M B : Non, pas autant, Bali reste évidemment un paradis du chien. Mais dans certaines grandes villes de Java, il y a quand même un marché important. Je connais aussi beaucoup de musulmans qui résident à Bali et qui possèdent des chiens.

LGdB : Parlez-nous de la façon dont les Indonésiens envisagent cet univers de l’animal de compagnie ?
M B : Il est indéniable qu’il y un aspect de statut social. Avoir un chien de race qu’on a payé cher pose son propriétaire. C’est le cas en ville, à Denpasar, à Badung, mais de retour au kampung, ce n’est pas le cas, on se contentera d’un chien du cru. En ce moment, avec la mode du bulldog anglais, les prix s’envolent. Certains spécimens avec une certaine combinaison de couleurs de fourrure peuvent se négocier entre 150 et 200 millions de roupies. De l’autre côté, un golden retriever ne coûte qu’entre 1,5 et 3 millions.

LGdB : Est-il pertinent d’avoir un golden retriever à Bali ?
M B : C’est un chien qui coûte cher en soin, qui mange beaucoup. Et qui a besoin de se dépenser. C’est donc un chien encombrant qui a besoin d’espace. C’est une misère de les voir en cage comme c’est souvent le cas ici.

LGdB : Y a-t-il des espèces à éviter quand on est en Indonésie ?
M B : Oui, je dirais les chiens de traineaux et justement ces bulldogs qui ont la côte en ce moment, ils ont trop chaud ici. Les bulldogs ont des problèmes respiratoires sous les tropiques, il n’est pas rare d’en voir décéder à cause de cela. Ou à cause d’une insolation.

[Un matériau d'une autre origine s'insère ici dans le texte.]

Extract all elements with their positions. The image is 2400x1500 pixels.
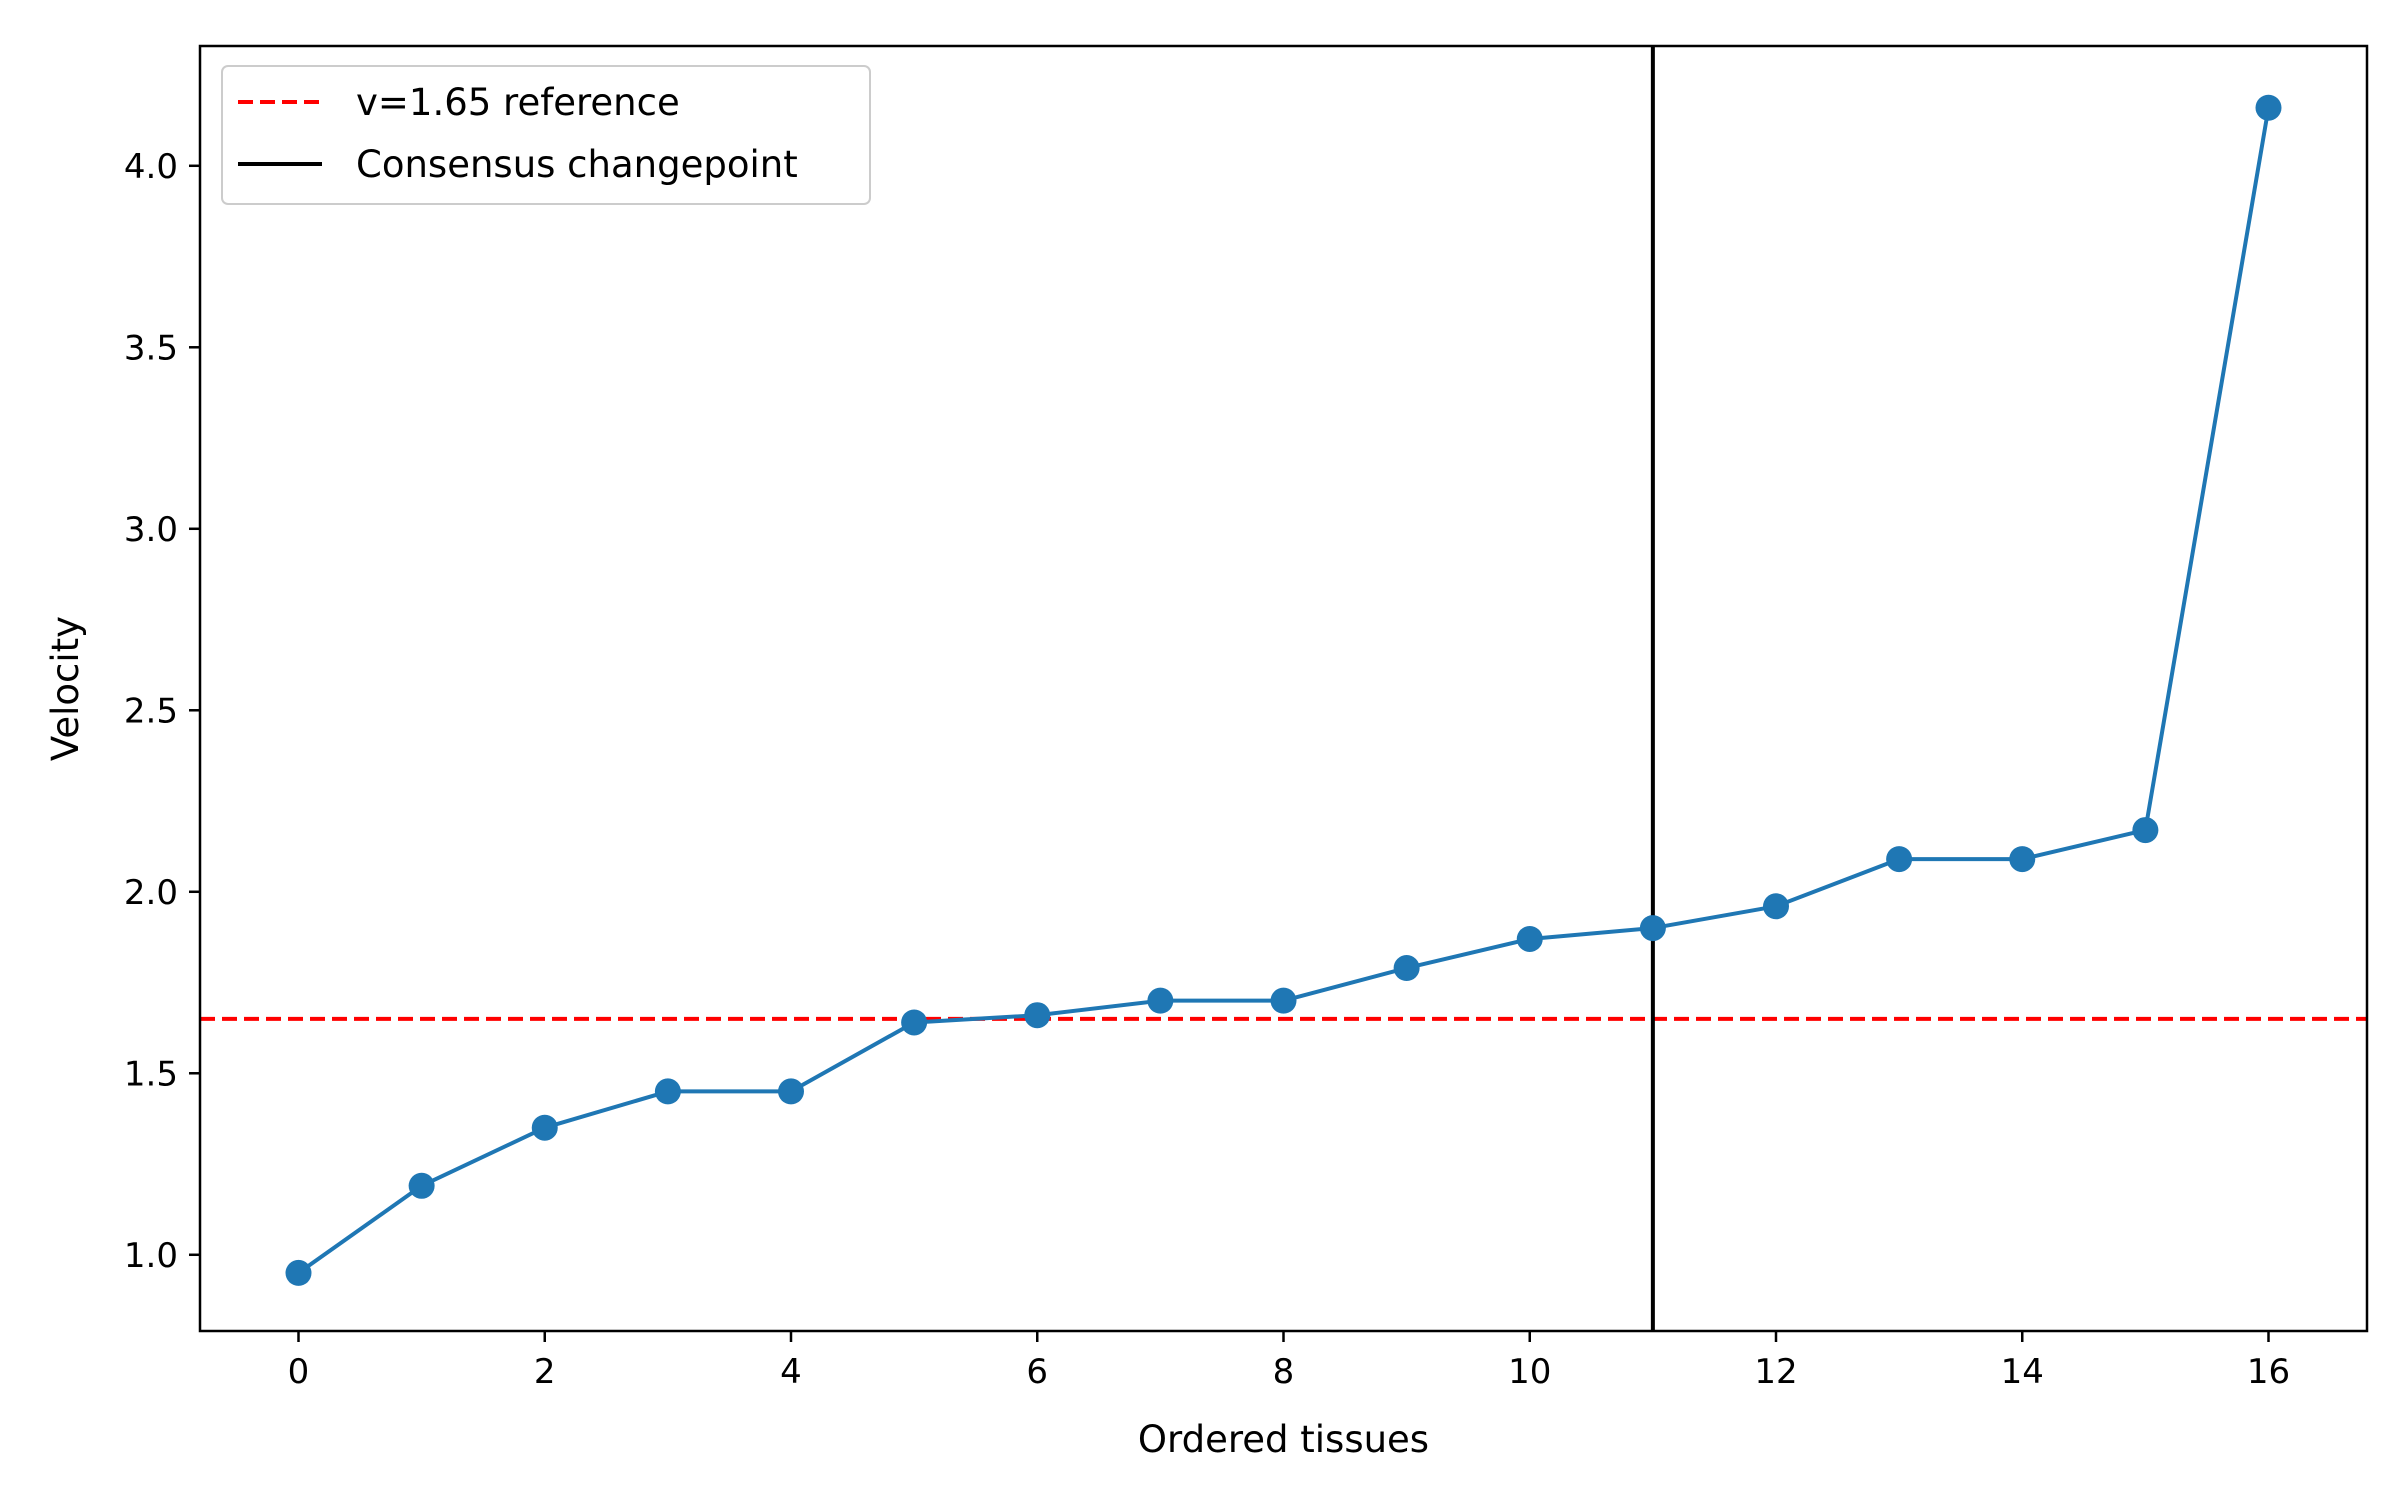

LGdB : Quels sont les prix du marché des chats ?
M B : Le plus cher, c’est le bengal, entre 15 et 25 millions de roupies. L’angora, entre 5 et 10 millions. Le persan, entre 1,5 et 5 millions. Enfin, le siamois, entre 3 et 10 millions.

LGdB : Quels conseils de nutrition donnez-vous ?
M B : Peu de sel et sucre. Peu de carbohydrates. Avec tous ces pet shops partout aujourd’hui, ce n’est pas difficile de choisir une bonne alimentation.

LGdB : Et pour conclure, quels animaux avez-vous vous-même ?
M B : Eh bien, la quarantaine de chiens abandonnés que je vais placer dans mon refuge en juin. Ainsi que deux dobermans, 1 chihuahua, 1 chat… Ah oui, 6 autres chiens de petites races diverses. Et j’oubliais : 1 cheval…

Interview par Eric Buvelot

Clinique Made Budiana, Jl. Kerta Dalem Sari III/4, Sidakarya, Denpasar.